The Worlds of A. E. van Vogt

by A. E. van Vogt
Reviewed date: 2007 Apr 24
330 pages
Previously published as The Far-Out Worlds of A. E. van Vogt
cover art

Van Vogt writes good stories, but they are hard to read. It's a matter of structuring, I think. He jumps from scene to scene without any cues to the reader. Something as simple as an extra blank line, a horizontal line, or a section marker, could improve his stories tremendously. A related problem is that he uses that crummy old trick of hiding something from the reader that everyone in the story knows, and that requires him to jump through hoops in his writing. But still, van Vogt writes good stories. I particularly liked The First Martian and Fulfillment. Itself! is not bad, and The Earth Killers is decent. But Process is by far the best. I found The Reflected Man to be poor, Ship of Darkness poor, and Purpose--although it has its moments--is unsatisfactory. Overall, the stories in this book is not as good as those in Destination: Universe.
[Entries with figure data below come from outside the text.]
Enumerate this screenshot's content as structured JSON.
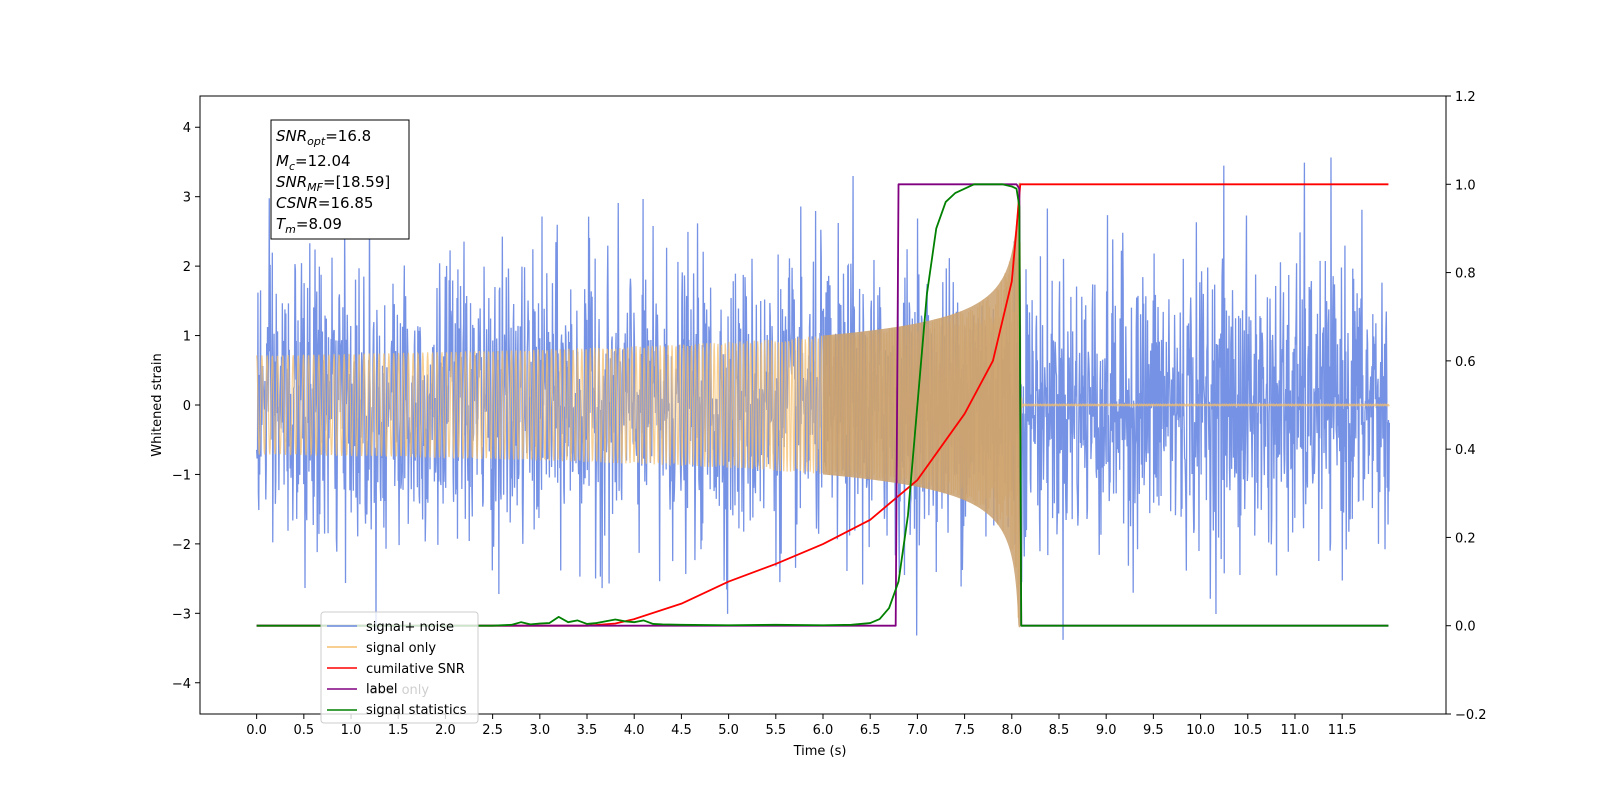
{
  "chart_data": {
    "type": "line",
    "xlabel": "Time (s)",
    "ylabel_left": "Whitened strain",
    "ylabel_right": "",
    "xlim": [
      -0.6,
      12.6
    ],
    "ylim_left": [
      -4.45,
      4.45
    ],
    "ylim_right": [
      -0.2,
      1.2
    ],
    "x_ticks": [
      0.0,
      0.5,
      1.0,
      1.5,
      2.0,
      2.5,
      3.0,
      3.5,
      4.0,
      4.5,
      5.0,
      5.5,
      6.0,
      6.5,
      7.0,
      7.5,
      8.0,
      8.5,
      9.0,
      9.5,
      10.0,
      10.5,
      11.0,
      11.5
    ],
    "x_tick_labels": [
      "0.0",
      "0.5",
      "1.0",
      "1.5",
      "2.0",
      "2.5",
      "3.0",
      "3.5",
      "4.0",
      "4.5",
      "5.0",
      "5.5",
      "6.0",
      "6.5",
      "7.0",
      "7.5",
      "8.0",
      "8.5",
      "9.0",
      "9.5",
      "10.0",
      "10.5",
      "11.0",
      "11.5"
    ],
    "y_left_ticks": [
      4,
      3,
      2,
      1,
      0,
      -1,
      -2,
      -3,
      -4
    ],
    "y_left_tick_labels": [
      "4",
      "3",
      "2",
      "1",
      "0",
      "−1",
      "−2",
      "−3",
      "−4"
    ],
    "y_right_ticks": [
      1.2,
      1.0,
      0.8,
      0.6,
      0.4,
      0.2,
      0.0,
      -0.2
    ],
    "y_right_tick_labels": [
      "1.2",
      "1.0",
      "0.8",
      "0.6",
      "0.4",
      "0.2",
      "0.0",
      "−0.2"
    ],
    "grid": false,
    "legend_position": "lower-left",
    "info_box": {
      "snr_opt": {
        "sym": "SNR",
        "sub": "opt",
        "value": "=16.8"
      },
      "mc": {
        "sym": "M",
        "sub": "c",
        "value": "=12.04"
      },
      "snr_mf": {
        "sym": "SNR",
        "sub": "MF",
        "value": "=[18.59]"
      },
      "csnr": {
        "sym": "CSNR",
        "sub": "",
        "value": "=16.85"
      },
      "tm": {
        "sym": "T",
        "sub": "m",
        "value": "=8.09"
      }
    },
    "series": [
      {
        "name": "signal+ noise",
        "axis": "left",
        "color": "#6f8ce4",
        "kind": "noise",
        "x_range": [
          0.0,
          12.0
        ],
        "amplitude_sd": 1.0,
        "approx_max": 4.1,
        "approx_min": -3.95
      },
      {
        "name": "signal only",
        "axis": "left",
        "color": "#f5bf6b",
        "kind": "chirp",
        "x_range": [
          0.0,
          12.0
        ],
        "merger_time": 8.09,
        "peak_amplitude": 3.2
      },
      {
        "name": "cumilative SNR",
        "axis": "right",
        "color": "#ff0000",
        "x": [
          0.0,
          3.5,
          3.8,
          4.0,
          4.5,
          5.0,
          5.5,
          6.0,
          6.5,
          7.0,
          7.5,
          7.8,
          8.0,
          8.05,
          8.09,
          8.1,
          11.99
        ],
        "y": [
          0.0,
          0.0,
          0.005,
          0.015,
          0.05,
          0.1,
          0.14,
          0.185,
          0.24,
          0.33,
          0.48,
          0.6,
          0.78,
          0.9,
          1.0,
          1.0,
          1.0
        ]
      },
      {
        "name": "label",
        "axis": "right",
        "color": "#800080",
        "x": [
          0.0,
          6.77,
          6.8,
          8.0,
          8.05,
          8.08,
          8.1,
          11.99
        ],
        "y": [
          0.0,
          0.0,
          1.0,
          1.0,
          1.0,
          0.99,
          0.0,
          0.0
        ]
      },
      {
        "name": "label only",
        "axis": "right",
        "color": "#800080",
        "legend_only": true
      },
      {
        "name": "signal statistics",
        "axis": "right",
        "color": "#008000",
        "x": [
          0.0,
          2.5,
          2.7,
          2.8,
          2.9,
          3.0,
          3.1,
          3.2,
          3.3,
          3.4,
          3.5,
          3.6,
          3.7,
          3.8,
          3.9,
          4.0,
          4.1,
          4.2,
          4.3,
          4.5,
          5.0,
          5.5,
          6.0,
          6.3,
          6.5,
          6.6,
          6.7,
          6.8,
          6.9,
          7.0,
          7.1,
          7.2,
          7.3,
          7.4,
          7.5,
          7.6,
          7.7,
          7.8,
          7.9,
          8.0,
          8.05,
          8.08,
          8.1,
          11.99
        ],
        "y": [
          0.0,
          0.0,
          0.002,
          0.008,
          0.003,
          0.005,
          0.006,
          0.02,
          0.008,
          0.012,
          0.004,
          0.006,
          0.01,
          0.014,
          0.01,
          0.008,
          0.012,
          0.004,
          0.003,
          0.002,
          0.001,
          0.002,
          0.001,
          0.002,
          0.006,
          0.015,
          0.04,
          0.1,
          0.25,
          0.5,
          0.75,
          0.9,
          0.96,
          0.98,
          0.99,
          1.0,
          1.0,
          1.0,
          1.0,
          0.995,
          0.99,
          0.95,
          0.0,
          0.0
        ]
      }
    ]
  }
}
  • The Replicators: An angry farmer kills an alien hoping for a reward, and it turns out he is the only man capable of driving the aliens away and saving the world.
  • The First Martian: Only natives from the Andes mountains are at home in the thin Martian air, but they face an uphill battle against the racism of the white Westerners who rule Mars.
  • The Purpose: A professor uncovers a cabal that provides influential politicians with illicit organ transplants.
  • The Earth Killers: A test pilot flying an experimental spacecraft is the only witness to the flight path of the nuclear missiles that decimate America, and somebody wants him dead before his testimony can finger the guilty party that sent the missiles.
  • The Cataaaaa: A circus freak show specimen is an alien studying Earth.
  • Automaton: In the war between robots and men, the robots turn men into automatons and send them back to kill their own friends.
  • Itself!: The king of the Philippine deep destroys an alien spacecraft that is hiding under the sea.
  • Process: A self-aware forest draws uranium ore out of the soil and uses it to construct nuclear bombs to kill its neighboring forests.
  • Not the First: The first faster-than-light trip turns into a time-looping disaster when the crew is unable to slow down.
  • Fulfillment: A machine that sits on a hill travels back in time to learn about its own past, and comes into conflict with a self-aware computer Brain created by men.
  • Ship of Darkness: D'Ormand leaps forward 30,000 years in a time machine, where he helps a group of advanced men win a war and dissolve into oneness with the Great Cause, then makes a new life for himself.
  • The Ultra Man: A man goes to the moon and develops a super-power that lets him read minds by looking at faces; one face he looks at is not human, and now he must save mankind from an unknown alien threat.
  • The Storm: A Mixed Man (the product of union between a Dellian and non-Dellian robot) guides an invading ship into an interstellar storm.
  • The Expendables: When a generation-ship makes contact with an inhabited planet, John Lesbee tries to unseat Captain Browne and seize command of the ship.
  • The Reflected Man: A crystal, when focused on a person, selects the best possible person from all universes, and destroys the other second-rate versions.

I sit on a hill. I have sat here, it seems to me, for all eternity. Occasionally I realize there must be a reason for my existence. Each time, when this thought comes, I examine the various possibilities, trying to determine what possible motivation I can have for being on the hill. Alone on the hill. Forever alone on a hill overlooking a long, deep valley.